You can walk even young children through the basic movements of Lectio Divina following these steps:

  1. Read: Use a short story (the shorter the better, but definitely less than five minutes long) from a good picture Bible or a Bible-based storybook . Help your child prepare to hear the story by allowing a short snuggling/settling down time, and explaining what you’re going to do: 

    • “Now let’s read a story about God (or Jesus). While I read, you listen for what God (or Jesus) is doing in the story.” 

    • Don’t worry about questions or interruptions; if they are about the text, then your child is already “meditating” on it; if not, address the distraction and gently redirect attention back to the story. You may want to read the story or parts of the story again, either immediately or during a later step.

  2. Reflect: If your child doesn’t have questions or comments of her own, offer some comments and prompting questions: 

    • What is happening in the picture (or in the story)? Why? 

    • What are characters thinking or feeling? 

    • How does this story point to Jesus?

    • How is God (or Jesus) acting in this story? (If God isn’t directly mentioned in the story, you may need to suggest some ways that God is quietly present.) 

    • Which character would you like to be? What would you do differently if you were that character? How would you feel?

  3. Respond: Invite your child to respond to the story in prayer: “You know, God gives us stories like this to help us grow closer to him. Let’s pray to God about this story. What would you like to say to God? Or what questions do you want to ask God about this story?” 

    • Provide guiding prompts, if necessary. Be sure to offer your own prayer response, both to make the experience prayerful for you and to model prayer for your child.

  4. Rest: With young children, the contemplation step can be described as listening to God: “Now that we’ve prayed to God about this story, let’s be quiet so we can hear what God might be saying back to us, inside our hearts.” 

    • Take at least thirty seconds to be silent.
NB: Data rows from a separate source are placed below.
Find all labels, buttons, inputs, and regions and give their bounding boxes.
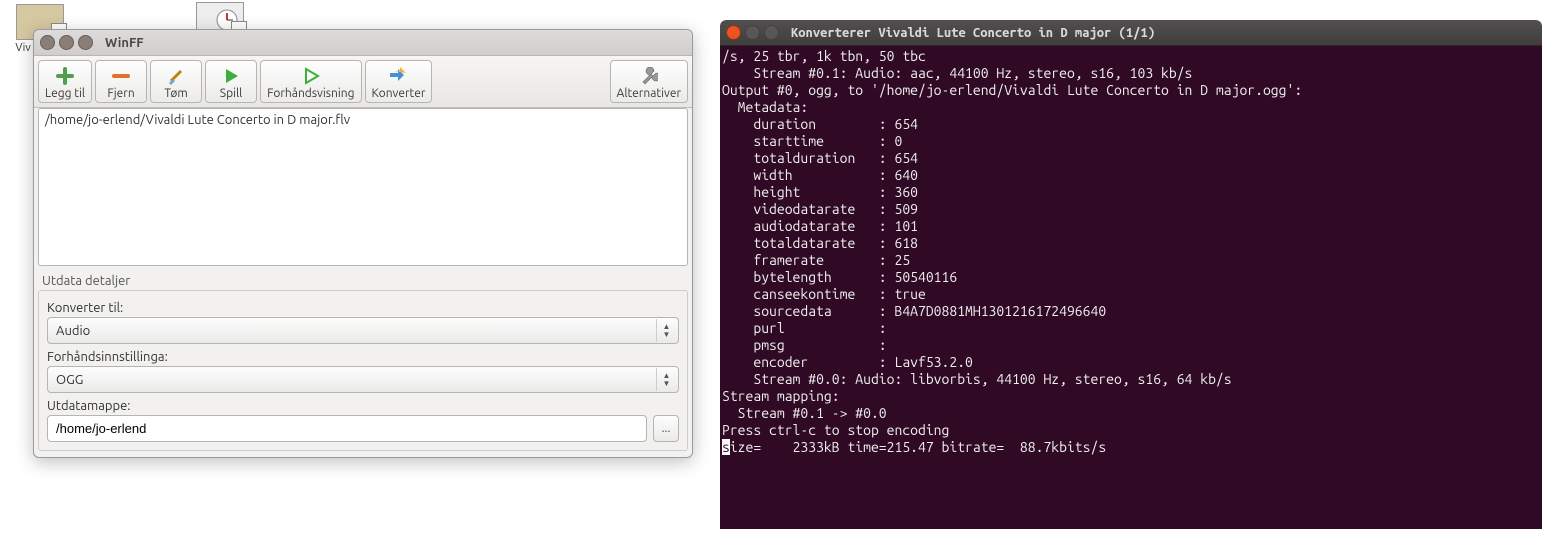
term-line: Stream #0.0: Audio: libvorbis, 44100 Hz,… [722, 371, 1232, 387]
maximize-icon[interactable] [78, 35, 93, 50]
term-line: starttime : 0 [722, 133, 902, 149]
wrench-icon [617, 65, 681, 87]
preset-combo[interactable]: OGG ▲▼ [47, 366, 679, 393]
term-line: sourcedata : B4A7D0881MH1301216172496640 [722, 303, 1106, 319]
combo-value: OGG [56, 373, 83, 387]
term-line: canseekontime : true [722, 286, 926, 302]
term-line: totalduration : 654 [722, 150, 918, 166]
terminal-cursor: s [722, 439, 730, 455]
terminal-output[interactable]: /s, 25 tbr, 1k tbn, 50 tbc Stream #0.1: … [720, 46, 1542, 529]
term-line: Stream #0.1 -> #0.0 [722, 405, 887, 421]
term-line: framerate : 25 [722, 252, 910, 268]
term-line: bytelength : 50540116 [722, 269, 957, 285]
term-line: Press ctrl-c to stop encoding [722, 422, 949, 438]
term-status: ize= 2333kB time=215.47 bitrate= 88.7kbi… [730, 439, 1106, 455]
window-title: WinFF [105, 36, 144, 50]
play-outline-icon [267, 65, 354, 87]
add-button[interactable]: Legg til [38, 60, 92, 103]
winff-window: WinFF Legg til Fjern Tøm Spill [33, 29, 693, 458]
term-line: height : 360 [722, 184, 918, 200]
term-line: audiodatarate : 101 [722, 218, 918, 234]
options-button[interactable]: Alternativer [610, 60, 688, 103]
term-line: Output #0, ogg, to '/home/jo-erlend/Viva… [722, 82, 1302, 98]
chevron-updown-icon: ▲▼ [656, 368, 676, 391]
button-label: Konverter [372, 87, 426, 100]
close-icon[interactable] [726, 25, 741, 40]
button-label: Tøm [157, 87, 195, 100]
button-label: Alternativer [617, 87, 681, 100]
term-line: duration : 654 [722, 116, 918, 132]
browse-button[interactable]: ... [653, 415, 679, 442]
term-line: width : 640 [722, 167, 918, 183]
minimize-icon[interactable] [745, 25, 760, 40]
term-line: Metadata: [722, 99, 808, 115]
file-list-item[interactable]: /home/jo-erlend/Vivaldi Lute Concerto in… [45, 113, 681, 127]
clear-button[interactable]: Tøm [150, 60, 202, 103]
button-label: Legg til [45, 87, 85, 100]
plus-icon [45, 65, 85, 87]
convert-button[interactable]: Konverter [365, 60, 433, 103]
term-line: pmsg : [722, 337, 894, 353]
term-line: Stream mapping: [722, 388, 840, 404]
output-dir-input[interactable] [47, 415, 647, 442]
convert-to-combo[interactable]: Audio ▲▼ [47, 317, 679, 344]
term-line: totaldatarate : 618 [722, 235, 918, 251]
convert-to-label: Konverter til: [47, 301, 679, 315]
play-button[interactable]: Spill [205, 60, 257, 103]
terminal-window: Konverterer Vivaldi Lute Concerto in D m… [720, 20, 1542, 529]
minus-icon [102, 65, 140, 87]
winff-toolbar: Legg til Fjern Tøm Spill Forhåndsvisning [34, 56, 692, 108]
combo-value: Audio [56, 324, 90, 338]
broom-icon [157, 65, 195, 87]
button-label: Forhåndsvisning [267, 87, 354, 100]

If your child is restless or noisy, do your best to complete the period of silence yourself.

Wrapping up: You can finish by asking your child whether they heard God speaking to them. If they say no, you can reassure her that it’s okay—sometimes we aren’t listening closely enough, and sometimes God just likes to spend time quietly with us. 

Lectio Divina with Older Kids

You can walk your older children through the basic movements of Lectio Divina following these steps:

  1. Read: First, select a short reading—the shorter, the better: a paragraph or two, or even a sentence or two from the Bible. If you’re trying this for the first time, select a passage from one of the Gospels or a commonly discussed Old Testament story. Read the text slowly and carefully. Explain words or situations your children may not understand, consulting footnotes or commentaries as necessary. Read the text slowly two or three times, allowing a brief pause between readings.

  2. Reflect: Invite your kids to reflect on the meaning of the passage. You can offer guiding questions such as:

    • What words or images stood out for you? Why? 

    • What does the reading mean to you?

    • How does this story point to Jesus?

    • Does it say anything important about your life right now? 

    • Spend just a few minutes sharing as a family.

  3. Respond: Invite your kids to offer their insights during the meditation step in prayer. This can be done silently or out loud; if your family is just beginning, you may want to offer the prayer yourself on behalf of the whole family, in order to provide an example. During the prayer step, you might offer thanksgiving to God for important insights that emerged from the text. Or, if the text was difficult to meditate on, you might ask God for guidance and clarity. If the text was challenging or caused anxiety, you might ask God for humility, strength, and the ability to trust in His providence.

  4. Rest: Invite your kids to still themselves and attend to God’s presence. God may speak to them in a particular way, or may just be with you in silence.